Dwalin looked down at the package when Nori handed it to him, brows furrowing in confusion. “For me?” Nori nodded. “All right.” He tore off the paper, belying his thick fingers that Dis knew looked far clumsier than they were, and unfurled the gift within. A deep red scarf spilled from his fingers to dangle its thick fringe against the floor. “What’s this?”

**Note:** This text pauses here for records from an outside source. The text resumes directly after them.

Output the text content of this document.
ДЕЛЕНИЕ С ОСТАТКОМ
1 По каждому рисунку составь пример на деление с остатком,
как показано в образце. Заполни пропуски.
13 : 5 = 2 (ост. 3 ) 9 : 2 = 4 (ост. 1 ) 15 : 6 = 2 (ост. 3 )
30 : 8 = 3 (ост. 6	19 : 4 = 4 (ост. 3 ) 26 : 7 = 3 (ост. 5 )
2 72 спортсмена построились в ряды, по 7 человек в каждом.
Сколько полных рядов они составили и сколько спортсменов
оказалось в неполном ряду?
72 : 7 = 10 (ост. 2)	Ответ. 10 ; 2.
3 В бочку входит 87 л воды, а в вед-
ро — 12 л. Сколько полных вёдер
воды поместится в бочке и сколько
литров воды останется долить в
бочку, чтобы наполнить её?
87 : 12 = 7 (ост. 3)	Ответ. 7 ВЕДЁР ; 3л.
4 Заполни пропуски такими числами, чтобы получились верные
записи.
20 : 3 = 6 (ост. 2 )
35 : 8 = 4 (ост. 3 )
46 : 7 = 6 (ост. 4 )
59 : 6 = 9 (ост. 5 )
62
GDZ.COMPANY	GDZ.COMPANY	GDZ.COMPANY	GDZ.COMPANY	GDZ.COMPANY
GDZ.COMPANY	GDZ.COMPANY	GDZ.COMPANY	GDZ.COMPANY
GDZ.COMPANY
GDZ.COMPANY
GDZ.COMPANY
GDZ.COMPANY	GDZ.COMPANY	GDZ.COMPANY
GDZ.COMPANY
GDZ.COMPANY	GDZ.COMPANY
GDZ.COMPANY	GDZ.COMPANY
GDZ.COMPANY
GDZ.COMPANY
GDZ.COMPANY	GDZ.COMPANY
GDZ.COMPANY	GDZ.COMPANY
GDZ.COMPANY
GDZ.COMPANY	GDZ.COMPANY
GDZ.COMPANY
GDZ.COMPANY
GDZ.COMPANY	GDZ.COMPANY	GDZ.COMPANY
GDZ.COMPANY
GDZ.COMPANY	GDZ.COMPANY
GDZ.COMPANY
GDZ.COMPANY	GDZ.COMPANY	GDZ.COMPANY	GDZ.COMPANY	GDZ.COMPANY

“Happy nameday,” Nori repeated. Suddenly, he tucked his hands behind his back as if he were bashful, and looked down at the floor. “Said I wanted to court you, didn’t I? Here’s a courting gift. I know that shiny head of yours gets cold, come winter. Wrap it around. Or…or don’t, I don’t give a shite.”
“I give a shite,” Dwalin growled, and lunged forward. Dis’s heart sped up, but it turned out that Dwalin didn’t want to clap Nori in irons or wrestle him to the ground, but kiss him.
And kiss him.
Then keep kissing him.
Dori’s mouth fell open at some point during the proceedings, and only a squeak emerged before he cleared his throat and shook his head. “Excuse me,” he said, and then “Excuse me!” in the prissy tone that Dis had seen leave many a Dwarf pale with fear. “I won’t have this sort of show in my sitting room, thank you very much. Court somewhere else!”
“Come now, Dori,” Dis couldn’t help teasing, “aren’t you happy he’s found someone?”
“I certainly am not,” said Dori, “and I’ll take drastic measures if I must.” However, although he hauled both protesting parties out by their ears (“Oi! We’re busy here!”) so that he and Dis could resume tea, she knew without a doubt that he was.